[artinfo] Lectures of Edward Soja

zoran eric ericz at sbb.co.yu
Thu Sep 21 12:21:55 CEST 2006


Museum of Contemporary Art Belgrade, Monday 25th of September at 6 PM 

In the framework of the research project of the 
Centre for Visual Culture MOCAB titled 
Differentiated Neighbourhoods guest lecuturer 
professor Edward W. Soja will give a talk on the 
topic of:

SPATIAL JUSTICE IN THE POSTMETROPOLIS

About the lecture:

The modern metropolis has been experiencing 
far-reaching changes over the past thirty years. 
One of the major features of this 
postmetropolitan transformation, as I will 
describe it, has been intensifying economic 
inequalities and social polarization, or, in 
other words, increasing social and economic 
injustices.  I will discuss the growing 
importance of understanding justice from a 
critical spatial perspective both in theory and 
in political practice.  Social movements seeking 
spatial justice have begun to emerge at many 
different scales, from the global justice 
movement to the emergence of community-based 
struggles over the “rights to the city,” reviving 
Henri Lefebvre's old idea of “le droit a la 
ville.”

Second lecture of professor Soja with the title:

THE SPATIAL TURN IN THE HUMAN SCIENCES

(National Library of Serbia, Tuesday 26th of September at 7 PM)

About the lecture:

A look at the remarkable diffusion of spatial 
thinking across nearly all the social sciences 
and humanities, after at least a century and a 
half during which time and history were 
ontologically and epistemologically privileged 
over space and geography.  Particular attention 
will be given to the creative reconfigurations of 
spatial thinking developed in the works of Henri 
Lefebvre and Michel Foucault, and to more recent 
approaches to understanding the generative effect 
of cities and other examples of spatial causality.

The lecturer:

Professor Soja teaches in the Regional and 
International Development (RID) area of Urban 
Planning at UCLA. He also teaches courses in 
urban political economy and planning theory.

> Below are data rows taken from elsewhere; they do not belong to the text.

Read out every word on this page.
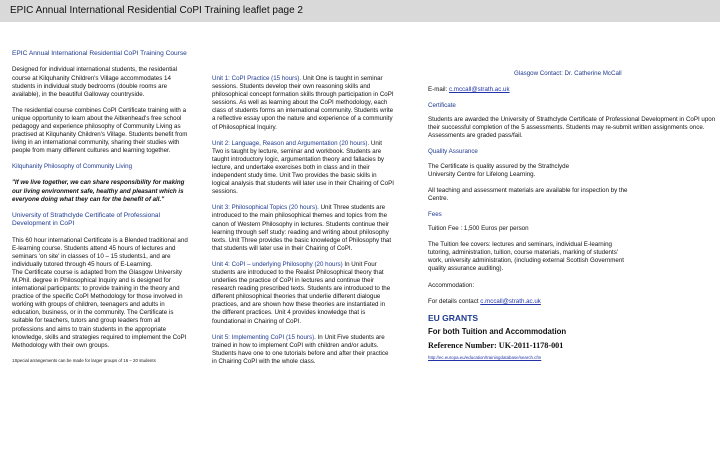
EPIC Annual International Residential CoPI Training leaflet page 2

EPIC Annual International Residential CoPI Training Course

Designed for individual international students, the residential course at Kilquhanity Children's Village accommodates 14 students in individual study bedrooms (double rooms are available), in the beautiful Galloway countryside.

The residential course combines CoPI Certificate training with a unique opportunity to learn about the Aitkenhead's free school pedagogy and experience philosophy of Community Living as practised at Kilquhanity Children's Village. Students benefit from living in an international community, sharing their studies with people from many different cultures and learning together.

Kilquhanity Philosophy of Community Living

"If we live together, we can share responsibility for making our living environment safe, healthy and pleasant which is everyone doing what they can for the benefit of all."

University of Strathclyde Certificate of Professional Development in CoPI

This 60 hour international Certificate is a Blended traditional and E-learning course. Students attend 45 hours of lectures and seminars 'on site' in classes of 10 – 15 students1, and are individually tutored through 45 hours of E-Learning.

The Certificate course is adapted from the Glasgow University M.Phil. degree in Philosophical Inquiry and is designed for international participants: to provide training in the theory and practice of the specific CoPI Methodology for those involved in working with groups of children, teenagers and adults in education, business, or in the community. The Certificate is suitable for teachers, tutors and group leaders from all professions and aims to train students in the appropriate knowledge, skills and strategies required to implement the CoPI Methodology with their own groups.

1Special arrangements can be made for larger groups of 16 – 20 students

Unit 1: CoPI Practice (15 hours). Unit One is taught in seminar sessions. Students develop their own reasoning skills and philosophical concept formation skills through participation in CoPI sessions. As well as learning about the CoPI methodology, each class of students forms an international community. Students write a reflective essay upon the nature and experience of a community of Philosophical Inquiry.

Unit 2: Language, Reason and Argumentation (20 hours). Unit Two is taught by lecture, seminar and workbook. Students are taught introductory logic, argumentation theory and fallacies by lecture, and undertake exercises both in class and in their independent study time. Unit Two provides the basic skills in logical analysis that students will later use in their Chairing of CoPI sessions.

Unit 3: Philosophical Topics (20 hours). Unit Three students are introduced to the main philosophical themes and topics from the canon of Western Philosophy in lectures. Students continue their learning through self study: reading and writing about philosophy texts. Unit Three provides the basic knowledge of Philosophy that that students will later use in their Chairing of CoPI.

Unit 4: CoPI – underlying Philosophy (20 hours) In Unit Four students are introduced to the Realist Philosophical theory that underlies the practice of CoPI in lectures and continue their research reading prescribed texts. Students are introduced to the different philosophical theories that underlie different dialogue practices, and are shown how these theories are instantiated in the different practices. Unit 4 provides knowledge that is foundational in Chairing of CoPI.

Unit 5: Implementing CoPI (15 hours). In Unit Five students are trained in how to implement CoPI with children and/or adults. Students have one to one tutorials before and after their practice in Chairing CoPI with the whole class.

Glasgow Contact: Dr. Catherine McCall

E-mail: c.mccall@strath.ac.uk

Certificate

Students are awarded the University of Strathclyde Certificate of Professional Development in CoPI upon their successful completion of the 5 assessments. Students may re-submit written assignments once. Assessments are graded pass/fail.

Quality Assurance

The Certificate is quality assured by the Strathclyde University Centre for Lifelong Learning.

All teaching and assessment materials are available for inspection by the Centre.

Fees

Tuition Fee : 1,500 Euros per person

The Tuition fee covers: lectures and seminars, individual E-learning tutoring, administration, tuition, course materials, marking of students' work, university administration, (including external Scottish Government quality assurance auditing).

Accommodation:

For details contact c.mccall@strath.ac.uk

EU GRANTS

For both Tuition and Accommodation

Reference Number: UK-2011-1178-001

http://ec.europa.eu/education/trainingdatabase/search.cfm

Over 
the last twenty years Edward Soja has focused his 
research and writing on urban restructuring in 
Los Angeles and more broadly on the critical 
study of cities and regions. His wide-ranging 
studies of Los Angeles bring together traditional 
political economy approaches and recent trends in 
critical cultural studies. Of particular interest 
to him is the way issues of class, race, gender, 
and sexuality intersect with what he calls the 
spatiality of social life, and with the new 
cultural politics of difference and identity that 
this generates.

In addition to his work on urban restructuring in 
Los Angeles, professor Soja continues to write on 
how social scientists and philosophers think 
about space and geography, especially in relation 
to how they think about time and history. His 
latest book brings these various research strands 
together in a comprehensive look at the 
geohistory of cities, from their earliest origins 
to the more recent development of what he calls 
the "postmetropolis." His policy interests are 
primarily involved with questions of regional 
development, planning and governance, and with 
the local effects of ethnic and cultural 
diversity in Los Angeles. 


Selected Publications: 

Soja, E.W. Postmodern Geographies: The 
Reassertion of Space in Critical Social Theory. 
London: Verso Press, 1989.

Scott, A.J and E.W. Soja, eds. The City: Los 
Angeles and Urban Theory at the End of the 
Twentieth Century. Berkeley: University of 
California Press. 1996.

Soja, E.W. Thirdspace: Journeys to Los Angeles 
and Other Real-and-Imagined Places. Oxford: Basil 
Blackwell. 1996.

Soja, E.W. Postmetropolis: Critical Studies of 
Cities and Regions. Oxford: Basil Blackwell, 2000.